First up, we’ll looking at the topics of the data released. There are a couple of routes into discovering these, one is to read the titles, this is OK as an approach but the titles are quite wordy and sometimes it isn’t clear what they refer to. An alternative, in this case, is to look at the URLs to the documents.They look something like this:

http://www.ons.gov.uk/ons/rel/lms/labour-market-statistics/november-2013/table-unem03.xls

This can be quite revealing since even if the website is not explicit about its structure the URLs can reveal the structure the builder used.
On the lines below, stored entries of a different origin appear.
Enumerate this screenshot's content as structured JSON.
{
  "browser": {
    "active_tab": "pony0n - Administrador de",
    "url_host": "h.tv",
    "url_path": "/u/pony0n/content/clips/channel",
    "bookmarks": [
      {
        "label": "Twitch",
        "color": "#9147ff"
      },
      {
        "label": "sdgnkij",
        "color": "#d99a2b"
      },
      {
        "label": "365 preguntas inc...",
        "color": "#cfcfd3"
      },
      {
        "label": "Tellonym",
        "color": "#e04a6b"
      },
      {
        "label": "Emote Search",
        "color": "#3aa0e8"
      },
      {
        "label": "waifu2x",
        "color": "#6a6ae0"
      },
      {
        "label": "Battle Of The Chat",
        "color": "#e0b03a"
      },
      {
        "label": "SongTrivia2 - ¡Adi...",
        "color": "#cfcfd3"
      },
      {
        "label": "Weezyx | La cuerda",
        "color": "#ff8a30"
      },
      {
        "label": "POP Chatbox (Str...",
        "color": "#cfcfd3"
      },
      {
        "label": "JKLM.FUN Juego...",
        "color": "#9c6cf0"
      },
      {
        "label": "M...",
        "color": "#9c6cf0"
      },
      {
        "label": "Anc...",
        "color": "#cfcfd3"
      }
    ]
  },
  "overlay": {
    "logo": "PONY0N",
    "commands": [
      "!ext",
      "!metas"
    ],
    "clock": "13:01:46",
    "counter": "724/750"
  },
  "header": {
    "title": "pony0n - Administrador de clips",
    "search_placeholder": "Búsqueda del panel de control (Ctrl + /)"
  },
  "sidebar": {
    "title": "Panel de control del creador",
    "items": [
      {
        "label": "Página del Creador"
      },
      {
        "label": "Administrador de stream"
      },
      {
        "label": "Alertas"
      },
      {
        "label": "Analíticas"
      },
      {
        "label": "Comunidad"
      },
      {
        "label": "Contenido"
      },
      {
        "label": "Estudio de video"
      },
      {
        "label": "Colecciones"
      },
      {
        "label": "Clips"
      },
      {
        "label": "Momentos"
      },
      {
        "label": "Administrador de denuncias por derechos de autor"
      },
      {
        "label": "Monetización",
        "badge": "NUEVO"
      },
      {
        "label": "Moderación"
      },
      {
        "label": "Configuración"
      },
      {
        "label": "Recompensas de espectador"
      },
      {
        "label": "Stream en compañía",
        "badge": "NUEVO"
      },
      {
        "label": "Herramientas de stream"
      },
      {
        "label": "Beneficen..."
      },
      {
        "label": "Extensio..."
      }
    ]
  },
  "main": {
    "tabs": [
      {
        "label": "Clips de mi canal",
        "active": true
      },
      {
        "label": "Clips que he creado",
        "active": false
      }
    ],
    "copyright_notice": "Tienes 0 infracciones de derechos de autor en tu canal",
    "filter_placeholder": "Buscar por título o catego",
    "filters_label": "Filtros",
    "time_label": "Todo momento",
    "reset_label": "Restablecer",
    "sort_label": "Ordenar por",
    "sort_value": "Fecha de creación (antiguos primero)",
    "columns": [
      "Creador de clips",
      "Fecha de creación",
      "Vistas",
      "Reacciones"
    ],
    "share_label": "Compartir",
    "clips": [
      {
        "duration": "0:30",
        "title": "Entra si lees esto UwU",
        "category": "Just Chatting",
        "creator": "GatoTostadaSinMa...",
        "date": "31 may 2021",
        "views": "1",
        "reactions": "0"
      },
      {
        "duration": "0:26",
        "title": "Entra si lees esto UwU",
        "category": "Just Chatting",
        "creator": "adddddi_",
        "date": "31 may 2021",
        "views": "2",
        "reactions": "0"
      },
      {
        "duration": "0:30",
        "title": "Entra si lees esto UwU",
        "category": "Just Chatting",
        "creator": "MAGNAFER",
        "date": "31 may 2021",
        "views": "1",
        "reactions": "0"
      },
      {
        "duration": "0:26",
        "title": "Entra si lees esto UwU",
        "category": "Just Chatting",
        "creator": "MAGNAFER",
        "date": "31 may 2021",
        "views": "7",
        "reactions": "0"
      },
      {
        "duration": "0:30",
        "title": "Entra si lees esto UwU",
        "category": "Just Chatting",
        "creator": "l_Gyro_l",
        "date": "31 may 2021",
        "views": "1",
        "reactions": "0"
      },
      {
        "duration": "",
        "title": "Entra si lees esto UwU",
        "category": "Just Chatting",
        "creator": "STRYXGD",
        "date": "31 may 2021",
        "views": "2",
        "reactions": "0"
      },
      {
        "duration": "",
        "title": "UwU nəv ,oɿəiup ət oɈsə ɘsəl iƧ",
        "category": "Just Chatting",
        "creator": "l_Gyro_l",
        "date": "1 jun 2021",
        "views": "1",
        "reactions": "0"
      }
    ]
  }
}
We process the URLs by splitting them at the backslashes. The first part http://www.ons.gov.uk/ons/rel is common to all the URLs. Subsequent parts we can use to define a hierarchy. In this case we will focus on the fourth part of the hierarchy – “labour-market-statistics” in this instance, this gives us a human readable description of a topic. There are approximately 400 topics as defined by this metric as opposed to 90 or so defined by the third level of the hierarchy. Using the fourth level of the hierarchy key areas of the website by numbers of documents are:

  • Labour market statistics
  • National population projections
  • Family spending
  • Subnational labour market statistics
  • Census
  • Annual survey of hours and earnings.

We can visualise this as a treemap, here I am simply showing the top 20 areas by number of documents:

ONS-treemap-(simple)-v2

These 20 topics cover approximately the two thirds of the total number of documents.

We can identify file types using the file extension in the URL, this approach needs to be used a little cautiously since sometimes the extension doesn’t match the file type. Most of the files are Excel spreadsheets although there are a few CSV and zip files, the zip files containing Excel spreadsheets. CSV appears to have been used for some of the older datasets. Most of the files are pretty small, less than 290kb but there are a few up to much larger sizes.

Finally we can look at the release dates for the datasets. There are datasets from as far back as 1988, in fact the data set released in 1988 actually refers to data from 1984. There are some data released regularly from about 2001 but from 2011 a wider range of data has been released on a regular basis. We can see the monthly pattern of data releases in this timeline for 2014 which is restricted to the top 20 topics identified above:

Timeline-(detail)-v2

This shows the big releases of labour market statistics, both national and regional, on the third Wednesday of each month. Other monthly releases include retail sales and producer prices data. And every week provisional figures on the registration of deaths in England and Wales are reported.

You can explore these data yourself using the Tableau workbook here.

The actual content of these spreadsheets is another story.

This survey approach to a website is handy for a range of applications, and the techniques used are quite general. We’ve used similar approaches to understand government and newspaper websites.